Transformer-based Transform Coding

Authors: Yinhao Zhu, Yang Yang, Taco Cohen

ICLR 2022 | Conference PDF | Archive PDF | Plain Text | LLM Run Details

Reproducibility Variable Result LLM Response
Research Type Experimental We evaluate image compression models on 4 datasets: Kodak (Kodak, 1999), CLIC2021 testset (CLIC, 2021), Tecnick testset (Asuni & Giachetti, 2014), and JPEG-AI testset (JPEG-AI, 2020). ... As can be seen from Figure 3, Swin T transform consistently outperforms its convolutional counterpart; the RD-performance of Swin T-Hyperprior is on-par with Conv-Ch ARM, despite the simpler prior; Swin T-Ch ARM outperforms VTM-12.1 across a wide PSNR range.
Researcher Affiliation Industry Yinhao Zhu Yang Yang Taco Cohen Qualcomm AI Research {yinhaoz, yyangy, tacos}@qti.qualcomm.com
Pseudocode No The paper includes architectural diagrams (e.g., Figure 2, Figure 10-13) but no formal pseudocode or algorithm blocks.
Open Source Code No The paper does not contain any explicit statement about releasing open-source code for the described methodology, nor does it provide a link to a code repository.
Open Datasets Yes Training All image compression models are trained on the CLIC2020 training set. ... For P-frame compression models, we follow the training setup of SSF. Both Conv-SSF and Swin TSSF are trained on Vimeo-90k Dataset (Xue et al., 2019)... We evaluate image compression models on 4 datasets: Kodak (Kodak, 1999), CLIC2021 testset (CLIC, 2021), Tecnick testset (Asuni & Giachetti, 2014), and JPEG-AI testset (JPEG-AI, 2020).
Dataset Splits No The paper specifies training sets (CLIC2020, Vimeo-90k) and evaluation test sets (Kodak, CLIC2021, Tecnick, JPEG-AI, UVG, MCL-JCV) but does not explicitly provide details for a separate validation split with specific percentages or sample counts.
Hardware Specification Yes The models run with PyTorch 1.9.0 on a workstation with one RTX 2080 Ti GPU. ... evaluated on an Intel Core i9-9940 CPU @ 3.30GHz, averaged over 24 Kodak images. ... same host machine with Intel(R) Xeon(R) W-2123 CPU @ 3.60GHz.
Software Dependencies Yes The models run with PyTorch 1.9.0 on a workstation with one RTX 2080 Ti GPU, with PyTorch 1.9.0 and Cuda toolkit 11.1.
Experiment Setup Yes Training All image compression models are trained on the CLIC2020 training set.

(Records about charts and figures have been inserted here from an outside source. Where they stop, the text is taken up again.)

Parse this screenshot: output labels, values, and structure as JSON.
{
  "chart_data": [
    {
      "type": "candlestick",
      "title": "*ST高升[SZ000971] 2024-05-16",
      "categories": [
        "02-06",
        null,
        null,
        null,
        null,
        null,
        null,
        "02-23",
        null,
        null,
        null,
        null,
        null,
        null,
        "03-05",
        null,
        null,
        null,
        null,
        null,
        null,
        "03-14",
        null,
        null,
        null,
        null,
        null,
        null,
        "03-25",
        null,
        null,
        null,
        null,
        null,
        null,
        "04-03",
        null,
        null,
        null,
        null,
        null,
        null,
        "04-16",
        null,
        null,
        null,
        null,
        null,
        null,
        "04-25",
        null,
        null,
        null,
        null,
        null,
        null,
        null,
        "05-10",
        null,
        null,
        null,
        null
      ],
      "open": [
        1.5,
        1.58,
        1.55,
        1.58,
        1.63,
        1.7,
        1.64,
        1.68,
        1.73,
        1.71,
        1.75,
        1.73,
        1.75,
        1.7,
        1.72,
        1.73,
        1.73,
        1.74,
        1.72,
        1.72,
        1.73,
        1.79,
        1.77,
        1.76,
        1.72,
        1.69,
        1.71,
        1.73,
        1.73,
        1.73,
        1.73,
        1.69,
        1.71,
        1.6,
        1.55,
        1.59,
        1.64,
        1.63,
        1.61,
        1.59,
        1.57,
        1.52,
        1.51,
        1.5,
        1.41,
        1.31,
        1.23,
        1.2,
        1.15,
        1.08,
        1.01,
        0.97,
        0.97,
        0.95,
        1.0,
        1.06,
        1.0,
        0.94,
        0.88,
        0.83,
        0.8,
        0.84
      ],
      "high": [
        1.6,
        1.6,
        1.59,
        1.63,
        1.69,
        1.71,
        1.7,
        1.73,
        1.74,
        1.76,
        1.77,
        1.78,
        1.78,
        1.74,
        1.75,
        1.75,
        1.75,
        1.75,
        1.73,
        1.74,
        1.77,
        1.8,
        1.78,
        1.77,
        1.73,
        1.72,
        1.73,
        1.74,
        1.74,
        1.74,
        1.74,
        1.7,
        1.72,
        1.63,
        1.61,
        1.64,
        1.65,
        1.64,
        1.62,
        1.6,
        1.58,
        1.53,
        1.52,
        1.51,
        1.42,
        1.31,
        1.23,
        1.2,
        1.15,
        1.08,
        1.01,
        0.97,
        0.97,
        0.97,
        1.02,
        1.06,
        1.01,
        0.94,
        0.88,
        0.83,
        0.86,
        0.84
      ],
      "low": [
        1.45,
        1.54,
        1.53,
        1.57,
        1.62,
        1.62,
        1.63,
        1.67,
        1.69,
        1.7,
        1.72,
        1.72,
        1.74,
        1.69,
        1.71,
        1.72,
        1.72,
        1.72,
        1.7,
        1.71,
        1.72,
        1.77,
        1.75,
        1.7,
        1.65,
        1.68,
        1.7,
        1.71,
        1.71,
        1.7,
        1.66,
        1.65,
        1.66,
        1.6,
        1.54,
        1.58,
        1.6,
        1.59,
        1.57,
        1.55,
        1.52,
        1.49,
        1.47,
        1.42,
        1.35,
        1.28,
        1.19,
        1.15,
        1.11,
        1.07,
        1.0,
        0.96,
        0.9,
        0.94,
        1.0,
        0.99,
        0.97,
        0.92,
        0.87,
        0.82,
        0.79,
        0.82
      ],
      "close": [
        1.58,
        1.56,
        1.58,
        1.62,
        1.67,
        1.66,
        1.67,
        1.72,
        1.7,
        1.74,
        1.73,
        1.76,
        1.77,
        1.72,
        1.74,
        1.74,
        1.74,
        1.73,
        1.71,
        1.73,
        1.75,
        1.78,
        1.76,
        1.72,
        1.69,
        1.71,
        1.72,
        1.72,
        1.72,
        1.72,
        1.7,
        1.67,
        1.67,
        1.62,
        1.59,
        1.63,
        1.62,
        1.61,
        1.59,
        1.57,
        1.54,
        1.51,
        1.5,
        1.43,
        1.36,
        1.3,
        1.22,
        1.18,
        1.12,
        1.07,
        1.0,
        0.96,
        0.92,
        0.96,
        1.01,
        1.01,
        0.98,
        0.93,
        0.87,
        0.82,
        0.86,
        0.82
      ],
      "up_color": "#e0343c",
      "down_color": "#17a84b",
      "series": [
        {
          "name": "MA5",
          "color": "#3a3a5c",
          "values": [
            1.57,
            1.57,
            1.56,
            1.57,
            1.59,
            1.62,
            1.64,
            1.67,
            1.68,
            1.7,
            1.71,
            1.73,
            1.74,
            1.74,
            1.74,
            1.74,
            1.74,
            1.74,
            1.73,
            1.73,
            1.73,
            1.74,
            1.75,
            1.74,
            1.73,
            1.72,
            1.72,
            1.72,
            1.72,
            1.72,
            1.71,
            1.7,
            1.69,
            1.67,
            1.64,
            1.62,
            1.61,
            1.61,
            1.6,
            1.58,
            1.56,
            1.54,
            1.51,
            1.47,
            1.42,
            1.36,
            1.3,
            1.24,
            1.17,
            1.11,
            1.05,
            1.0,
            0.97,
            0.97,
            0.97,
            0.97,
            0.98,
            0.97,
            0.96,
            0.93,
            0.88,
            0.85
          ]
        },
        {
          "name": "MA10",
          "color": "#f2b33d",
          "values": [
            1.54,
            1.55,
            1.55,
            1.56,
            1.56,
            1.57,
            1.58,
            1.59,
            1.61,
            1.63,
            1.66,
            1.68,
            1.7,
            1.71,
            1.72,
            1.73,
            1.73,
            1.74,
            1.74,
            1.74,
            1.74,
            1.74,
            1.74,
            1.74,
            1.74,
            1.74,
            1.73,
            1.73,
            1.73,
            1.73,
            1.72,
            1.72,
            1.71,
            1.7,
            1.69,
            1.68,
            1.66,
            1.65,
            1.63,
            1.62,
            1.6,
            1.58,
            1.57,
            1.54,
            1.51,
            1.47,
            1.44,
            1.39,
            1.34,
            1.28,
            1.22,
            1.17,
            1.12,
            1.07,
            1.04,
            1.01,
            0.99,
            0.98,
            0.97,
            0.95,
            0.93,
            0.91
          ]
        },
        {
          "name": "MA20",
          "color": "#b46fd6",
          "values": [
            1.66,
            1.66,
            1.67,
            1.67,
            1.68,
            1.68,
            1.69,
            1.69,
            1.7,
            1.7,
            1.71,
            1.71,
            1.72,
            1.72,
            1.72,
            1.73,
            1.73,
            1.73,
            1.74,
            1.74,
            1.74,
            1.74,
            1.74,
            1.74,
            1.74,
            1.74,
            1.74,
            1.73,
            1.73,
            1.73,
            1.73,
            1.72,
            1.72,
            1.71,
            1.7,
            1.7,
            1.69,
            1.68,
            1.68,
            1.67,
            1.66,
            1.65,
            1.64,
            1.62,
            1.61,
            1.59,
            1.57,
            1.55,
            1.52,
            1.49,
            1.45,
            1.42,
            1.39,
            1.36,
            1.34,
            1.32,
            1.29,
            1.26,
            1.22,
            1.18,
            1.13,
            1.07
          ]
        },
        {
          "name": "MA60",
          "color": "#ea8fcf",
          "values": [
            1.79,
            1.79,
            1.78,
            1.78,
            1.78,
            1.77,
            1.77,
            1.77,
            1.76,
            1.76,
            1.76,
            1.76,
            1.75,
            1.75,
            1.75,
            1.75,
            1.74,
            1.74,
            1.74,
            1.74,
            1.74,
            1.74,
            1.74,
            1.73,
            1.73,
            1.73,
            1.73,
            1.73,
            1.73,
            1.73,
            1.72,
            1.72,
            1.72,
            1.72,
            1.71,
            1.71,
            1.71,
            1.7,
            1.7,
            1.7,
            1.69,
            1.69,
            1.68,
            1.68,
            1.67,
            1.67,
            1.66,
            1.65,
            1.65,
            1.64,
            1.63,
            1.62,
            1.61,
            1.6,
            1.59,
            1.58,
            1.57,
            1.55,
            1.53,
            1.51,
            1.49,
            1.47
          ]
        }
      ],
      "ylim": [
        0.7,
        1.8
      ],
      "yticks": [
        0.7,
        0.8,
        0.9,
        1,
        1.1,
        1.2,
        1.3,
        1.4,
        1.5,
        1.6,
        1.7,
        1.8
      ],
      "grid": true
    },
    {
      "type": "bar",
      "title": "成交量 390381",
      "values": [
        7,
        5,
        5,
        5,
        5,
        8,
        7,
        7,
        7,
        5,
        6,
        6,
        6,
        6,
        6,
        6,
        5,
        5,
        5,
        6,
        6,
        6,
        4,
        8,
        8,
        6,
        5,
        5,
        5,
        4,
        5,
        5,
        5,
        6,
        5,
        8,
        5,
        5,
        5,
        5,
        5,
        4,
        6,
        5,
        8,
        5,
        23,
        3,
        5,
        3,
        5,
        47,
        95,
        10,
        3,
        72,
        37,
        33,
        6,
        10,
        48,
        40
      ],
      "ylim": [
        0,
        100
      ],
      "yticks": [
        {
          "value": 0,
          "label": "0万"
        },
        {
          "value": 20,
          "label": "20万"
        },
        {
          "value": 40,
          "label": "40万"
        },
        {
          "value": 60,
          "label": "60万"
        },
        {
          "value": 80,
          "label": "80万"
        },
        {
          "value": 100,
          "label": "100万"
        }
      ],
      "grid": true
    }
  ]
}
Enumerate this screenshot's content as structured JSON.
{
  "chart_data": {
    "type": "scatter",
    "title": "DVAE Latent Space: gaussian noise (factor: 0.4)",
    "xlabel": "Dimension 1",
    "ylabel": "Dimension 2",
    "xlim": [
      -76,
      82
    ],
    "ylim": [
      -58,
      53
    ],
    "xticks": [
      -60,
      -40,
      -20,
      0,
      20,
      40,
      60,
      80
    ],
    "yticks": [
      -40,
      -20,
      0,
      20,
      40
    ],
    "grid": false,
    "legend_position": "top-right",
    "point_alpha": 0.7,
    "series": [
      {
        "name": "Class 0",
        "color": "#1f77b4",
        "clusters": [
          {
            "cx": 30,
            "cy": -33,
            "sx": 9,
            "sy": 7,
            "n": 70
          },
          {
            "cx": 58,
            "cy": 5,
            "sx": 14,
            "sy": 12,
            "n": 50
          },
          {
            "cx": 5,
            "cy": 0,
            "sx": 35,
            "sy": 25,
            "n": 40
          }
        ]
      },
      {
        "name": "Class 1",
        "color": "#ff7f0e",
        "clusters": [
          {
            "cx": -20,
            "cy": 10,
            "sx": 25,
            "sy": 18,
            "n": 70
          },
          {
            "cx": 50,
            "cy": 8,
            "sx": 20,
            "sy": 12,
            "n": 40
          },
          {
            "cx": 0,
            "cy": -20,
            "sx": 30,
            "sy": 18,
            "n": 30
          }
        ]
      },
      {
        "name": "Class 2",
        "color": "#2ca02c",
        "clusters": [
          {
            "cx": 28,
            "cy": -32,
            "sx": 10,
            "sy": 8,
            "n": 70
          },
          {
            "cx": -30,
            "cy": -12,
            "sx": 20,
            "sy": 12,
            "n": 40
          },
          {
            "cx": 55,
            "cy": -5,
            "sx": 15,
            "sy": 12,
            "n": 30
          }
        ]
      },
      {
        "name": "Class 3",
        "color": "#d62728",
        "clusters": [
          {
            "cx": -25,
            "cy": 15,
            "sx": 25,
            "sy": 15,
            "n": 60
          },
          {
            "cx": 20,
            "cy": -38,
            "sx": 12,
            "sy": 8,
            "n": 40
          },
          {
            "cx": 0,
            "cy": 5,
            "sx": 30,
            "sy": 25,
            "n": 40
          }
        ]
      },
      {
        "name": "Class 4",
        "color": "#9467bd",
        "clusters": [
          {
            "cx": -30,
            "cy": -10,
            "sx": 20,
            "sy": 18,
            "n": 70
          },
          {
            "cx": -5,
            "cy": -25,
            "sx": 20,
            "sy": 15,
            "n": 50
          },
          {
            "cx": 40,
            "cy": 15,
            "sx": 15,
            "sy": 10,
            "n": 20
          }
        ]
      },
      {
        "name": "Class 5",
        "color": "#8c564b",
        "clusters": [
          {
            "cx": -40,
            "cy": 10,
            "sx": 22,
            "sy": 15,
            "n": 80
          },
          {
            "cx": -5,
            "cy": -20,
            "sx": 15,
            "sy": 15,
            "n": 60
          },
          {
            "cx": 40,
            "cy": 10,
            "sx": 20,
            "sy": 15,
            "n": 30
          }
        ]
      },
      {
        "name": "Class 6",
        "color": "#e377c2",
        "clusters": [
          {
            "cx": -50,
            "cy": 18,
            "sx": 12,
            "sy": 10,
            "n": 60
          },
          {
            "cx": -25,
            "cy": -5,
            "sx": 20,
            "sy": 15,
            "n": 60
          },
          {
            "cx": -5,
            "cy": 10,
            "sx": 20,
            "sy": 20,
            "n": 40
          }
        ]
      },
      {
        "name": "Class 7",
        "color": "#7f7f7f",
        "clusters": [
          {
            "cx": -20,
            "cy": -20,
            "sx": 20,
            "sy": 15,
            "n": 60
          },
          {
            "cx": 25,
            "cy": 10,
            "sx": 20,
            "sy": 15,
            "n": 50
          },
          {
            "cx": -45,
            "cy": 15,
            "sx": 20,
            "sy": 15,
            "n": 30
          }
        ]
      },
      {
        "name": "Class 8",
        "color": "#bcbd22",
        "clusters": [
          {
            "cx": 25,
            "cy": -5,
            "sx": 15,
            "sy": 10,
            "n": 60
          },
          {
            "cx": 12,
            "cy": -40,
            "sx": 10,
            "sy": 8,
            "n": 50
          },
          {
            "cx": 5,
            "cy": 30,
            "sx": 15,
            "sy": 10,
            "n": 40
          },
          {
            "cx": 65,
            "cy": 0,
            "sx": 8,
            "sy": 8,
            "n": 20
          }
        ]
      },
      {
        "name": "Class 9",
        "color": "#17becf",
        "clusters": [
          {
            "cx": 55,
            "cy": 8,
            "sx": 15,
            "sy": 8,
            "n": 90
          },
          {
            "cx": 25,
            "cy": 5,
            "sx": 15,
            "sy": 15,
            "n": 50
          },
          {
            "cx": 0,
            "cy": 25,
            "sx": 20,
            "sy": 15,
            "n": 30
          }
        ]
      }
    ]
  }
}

Conv Hyperprior and Swin T-Hyperprior are trained with 2M batches. Each batch contains 8 random 256x256 crops from training images. Learning rate starts at 10-4 and is reduced to 10-5 at 1.8M step. ... To cover a wide range of rate and distortion, for each solution, we train 5 models with β {0.003, 0.001, 0.0003, 0.0001, 0.00003}. ... For P-frame compression models, ... trained on Vimeo-90k Dataset (Xue et al., 2019) for 1M steps with learning rate 10-4, batch size of 8, crop size of 256x256, followed by 50K steps of training with learning rate 10-5 and crop size 384x256.